Sleepies were next, a band that has quickly become an absolute favorite here at Exploding In Sound. Their name has been everywhere leading up to CMJ, championed by SPIN and the national media, and for good reason. Sleepies' contortion of punk, grunge, and indie rock is a sweltering good time, snarling and roaring from start to finish while consistently diverging their sound in different directions. Bassist Josh opened the show by introducing themselves as Surfer Blood before launching into their latest single, "Combat". The trio erupted into their chaotic storm of fast paced yet slow building post-punk party anthems and the energy level never dissipated. Drawing heavily from the recently released Weird Wild World (one of the year's absolute best records) the band played "Got A Way," "Strange Feelings," "Cool Boy," and the mighty "Terra Nova," before closing with a blistering version of the sludgy noise freakout "Seriously". The band play loose and loud, rarely staying in the same place for too long, exuding that "we don't give a fuck what you think, we're having a great time" kind of punk attitude.

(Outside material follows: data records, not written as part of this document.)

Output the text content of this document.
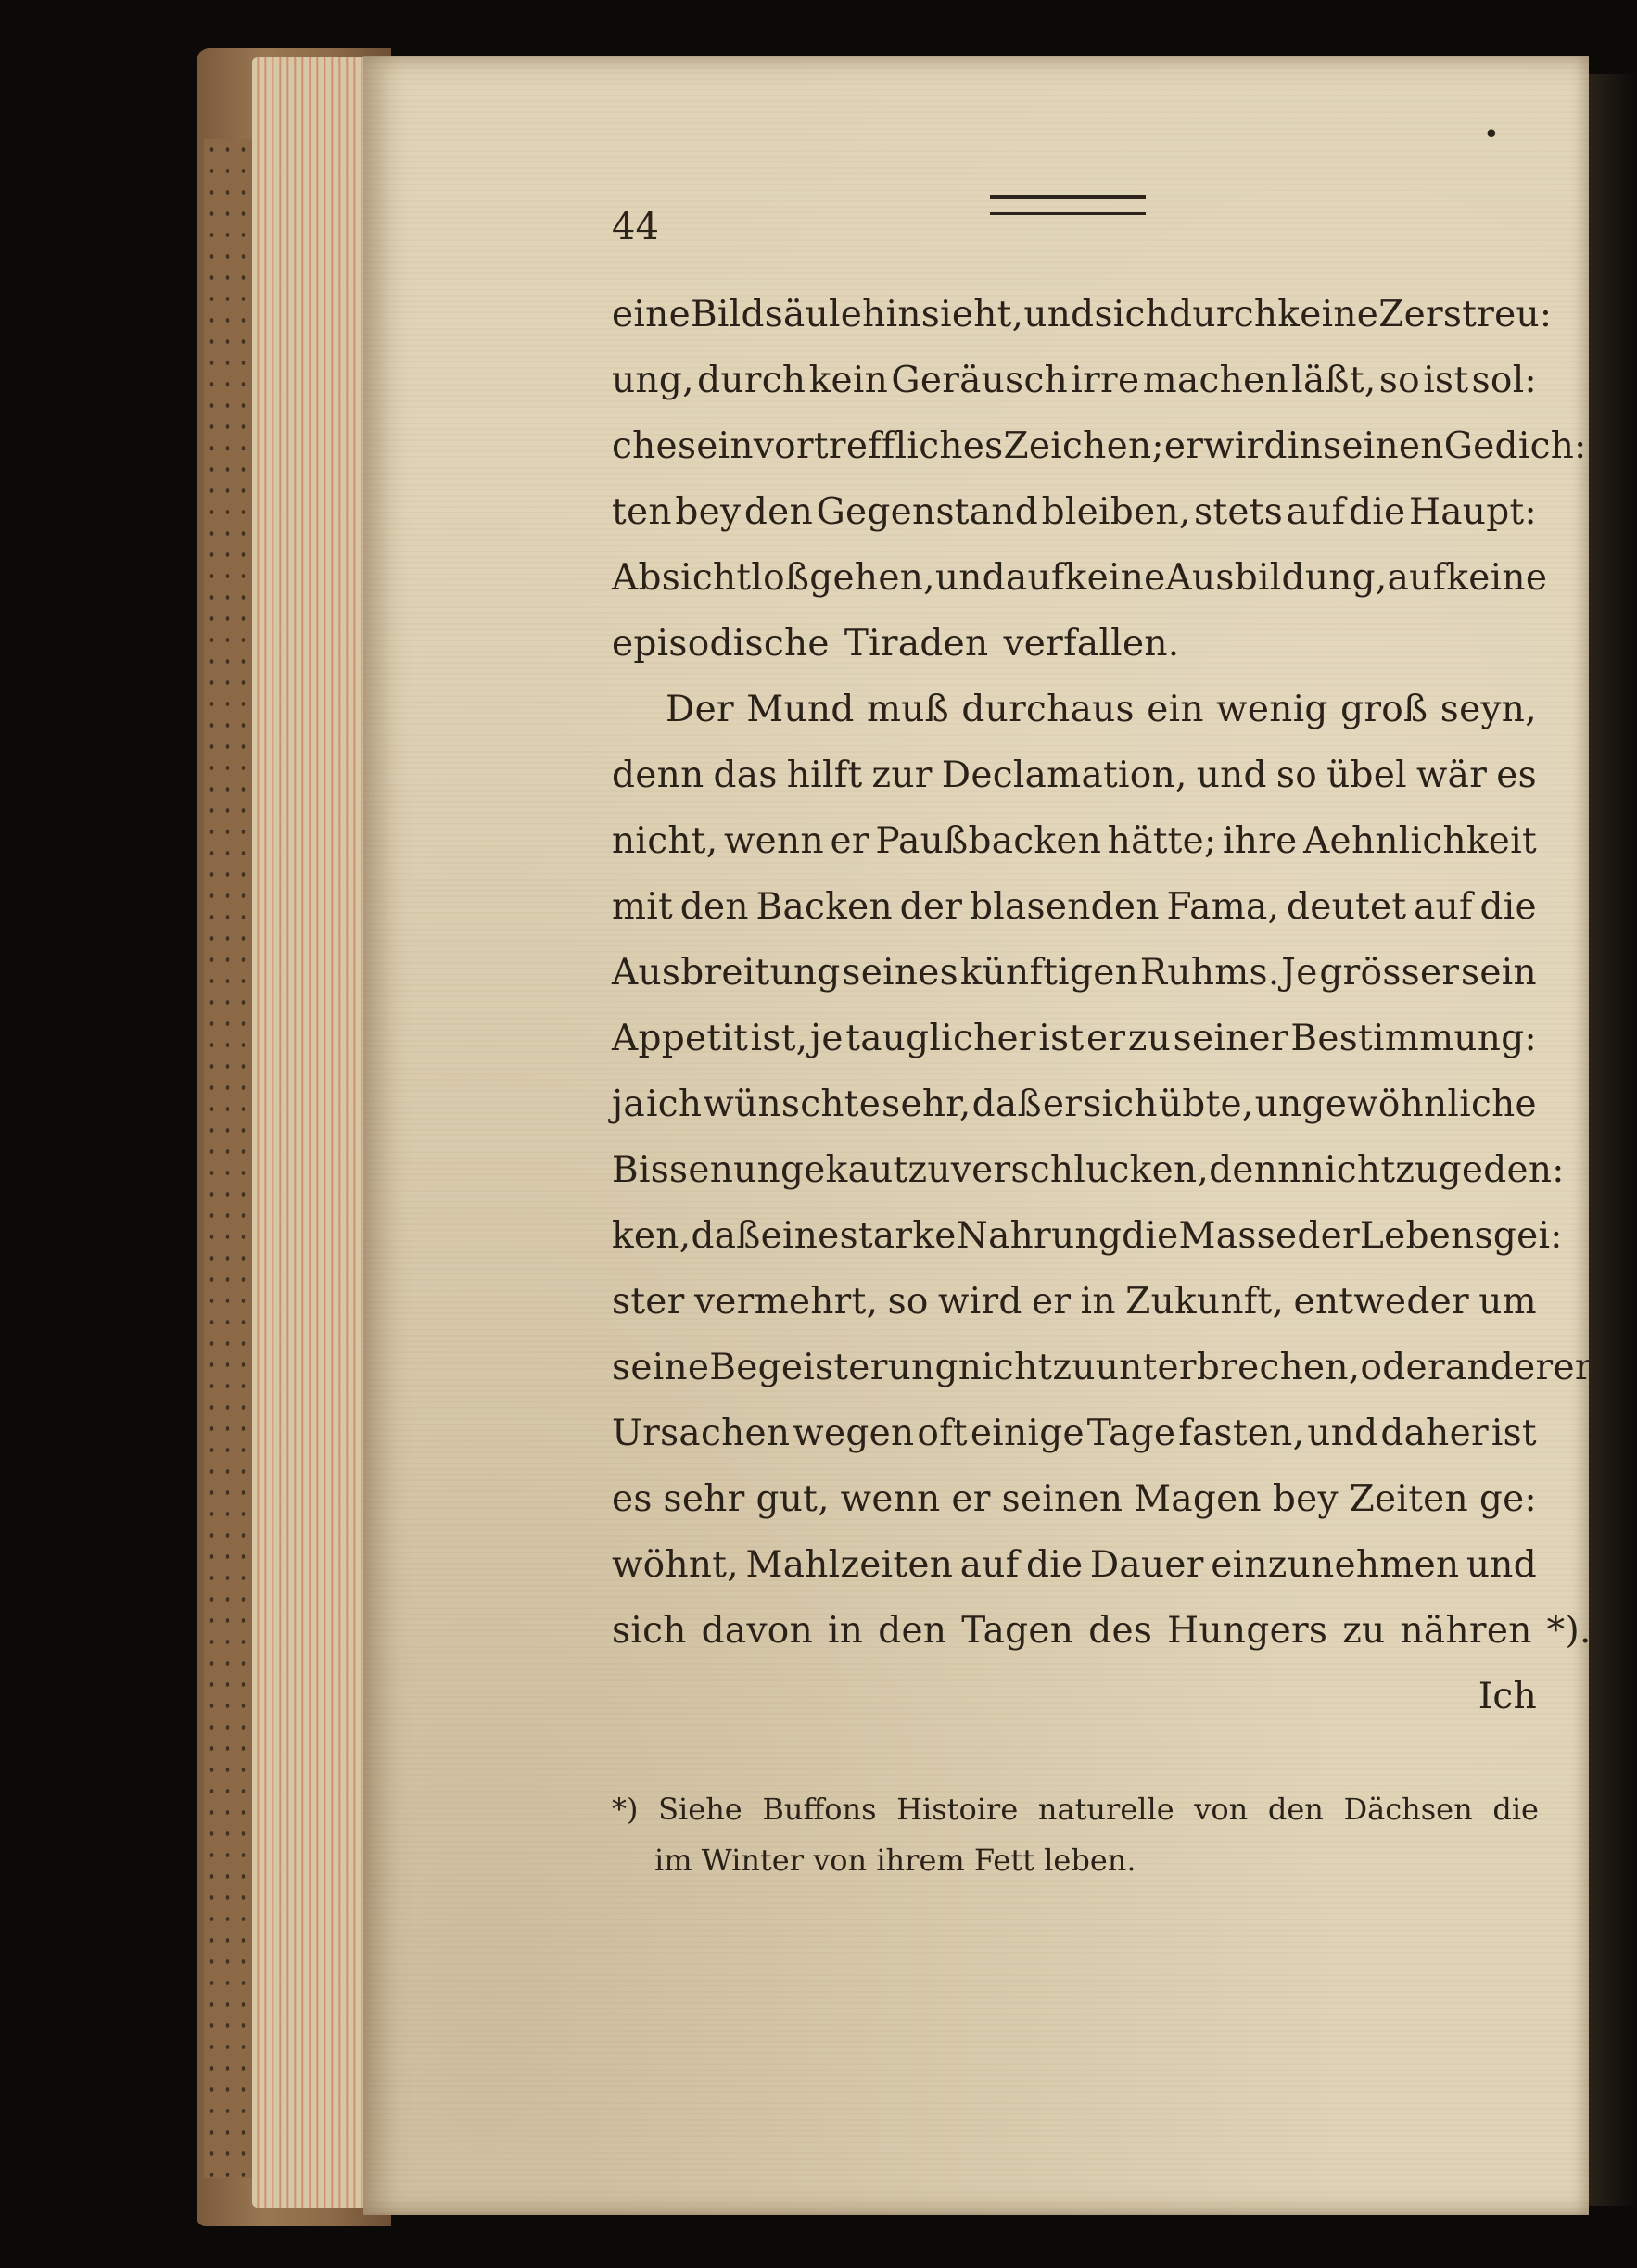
•
44
eine Bildsäule hinsieht, und sich durch keine Zerstreu:
ung, durch kein Geräusch irre machen läßt, so ist sol:
ches ein vortreffliches Zeichen; er wird in seinen Gedich:
ten bey den Gegenstand bleiben, stets auf die Haupt:
Absicht loßgehen, und auf keine Ausbildung, auf keine
episodische Tiraden verfallen.
Der Mund muß durchaus ein wenig groß seyn,
denn das hilft zur Declamation, und so übel wär es
nicht, wenn er Paußbacken hätte; ihre Aehnlichkeit
mit den Backen der blasenden Fama, deutet auf die
Ausbreitung seines künftigen Ruhms. Je grösser sein
Appetit ist, je tauglicher ist er zu seiner Bestimmung:
ja ich wünschte sehr, daß er sich übte, ungewöhnliche
Bissen ungekaut zu verschlucken, denn nicht zu geden:
ken, daß eine starke Nahrung die Masse der Lebensgei:
ster vermehrt, so wird er in Zukunft, entweder um
seine Begeisterung nicht zu unterbrechen, oder anderer
Ursachen wegen oft einige Tage fasten, und daher ist
es sehr gut, wenn er seinen Magen bey Zeiten ge:
wöhnt, Mahlzeiten auf die Dauer einzunehmen und
sich davon in den Tagen des Hungers zu nähren *).
Ich
*) Siehe Buffons Histoire naturelle von den Dächsen die
im Winter von ihrem Fett leben.
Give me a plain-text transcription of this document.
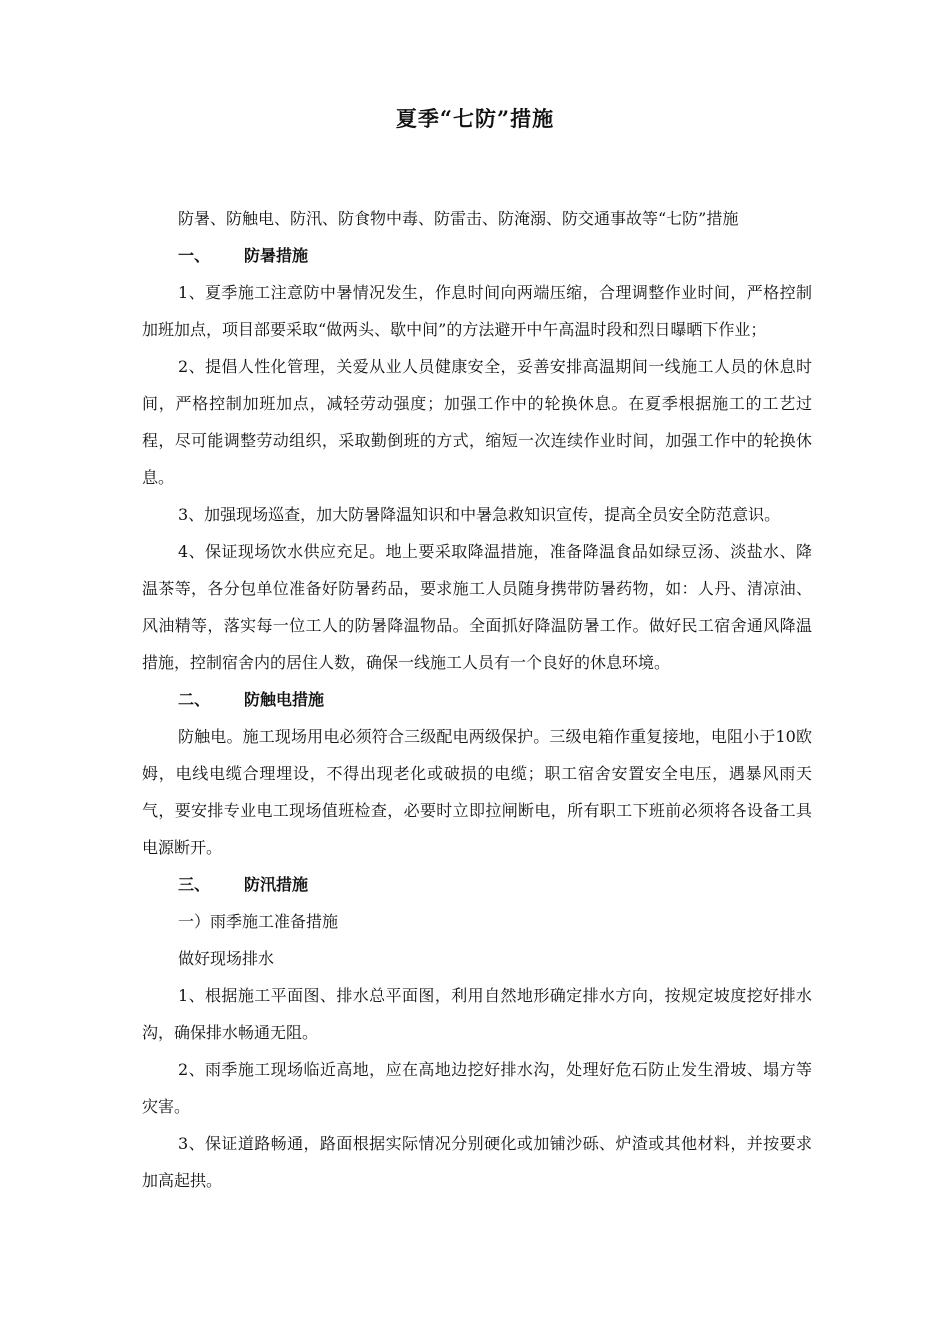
夏季“七防”措施

防暑、防触电、防汛、防食物中毒、防雷击、防淹溺、防交通事故等“七防”措施

一、 防暑措施

1、夏季施工注意防中暑情况发生，作息时间向两端压缩，合理调整作业时间，严格控制加班加点，项目部要采取“做两头、歇中间”的方法避开中午高温时段和烈日曝晒下作业；

2、提倡人性化管理，关爱从业人员健康安全，妥善安排高温期间一线施工人员的休息时间，严格控制加班加点，减轻劳动强度；加强工作中的轮换休息。在夏季根据施工的工艺过程，尽可能调整劳动组织，采取勤倒班的方式，缩短一次连续作业时间，加强工作中的轮换休息。

3、加强现场巡查，加大防暑降温知识和中暑急救知识宣传，提高全员安全防范意识。

4、保证现场饮水供应充足。地上要采取降温措施，准备降温食品如绿豆汤、淡盐水、降温茶等，各分包单位准备好防暑药品，要求施工人员随身携带防暑药物，如：人丹、清凉油、风油精等，落实每一位工人的防暑降温物品。全面抓好降温防暑工作。做好民工宿舍通风降温措施，控制宿舍内的居住人数，确保一线施工人员有一个良好的休息环境。

二、 防触电措施

防触电。施工现场用电必须符合三级配电两级保护。三级电箱作重复接地，电阻小于10欧姆，电线电缆合理埋设，不得出现老化或破损的电缆；职工宿舍安置安全电压，遇暴风雨天气，要安排专业电工现场值班检查，必要时立即拉闸断电，所有职工下班前必须将各设备工具电源断开。

三、 防汛措施

一）雨季施工准备措施

做好现场排水

1、根据施工平面图、排水总平面图，利用自然地形确定排水方向，按规定坡度挖好排水沟，确保排水畅通无阻。

2、雨季施工现场临近高地，应在高地边挖好排水沟，处理好危石防止发生滑坡、塌方等灾害。

3、保证道路畅通，路面根据实际情况分别硬化或加铺沙砾、炉渣或其他材料，并按要求加高起拱。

CMJ has a tendency to bring you to some of your least favorite venues in the city, and this year was no different as I made my way to CMJ Union, a makeshift venue set up in the Union Square Ballroom. The room felt like a corporate mixer more than a rock show. I arrived just in time for the Slimstyle Records showcase, kicked off by Chicago's favorite grunge duo, Local H.
The years of grunge have been gone long enough that a resurgence has already began, yet Local H have remained strong throughout. Lucas has become an elder-statesman of sorts for the sound, wise and knowledgeable, with a calm demeanor that still explodes in aggressive moshpit inducing glory. With flannel and a shirt that read "What Would Neil Young Do?" Lucas is keeping the spirit of grunge alive one show at a time. Generally a band to play at least twenty songs a night, the guys closed out their ridiculously short set with "Another February," crowd favorites "High-Fiving MF" and "Fritz's Corner".
The Life And Times took the stage to deliver their distinctly Midwestern post-hardcore bliss. Allen Epley (Shiner) and co. have been touring non-stop this year in support of their latest and greatest record to date, No One Loves You Like I Do. Their sound floats somewhere between post-hardcore riffs and post-rock ambiance, creating a space age sense of wonderment. The guitars are massive and the rhythms equally booming. The trio played a short set of songs from this year's album, including highlights such as the deep boogie of "Day Nine" and the epic slow burning "Day Twelve". Their dreamy sheets of guitar and intricate rhythms were the perfect ending to the day, I only wish they could have played a bit longer (and a bit earlier).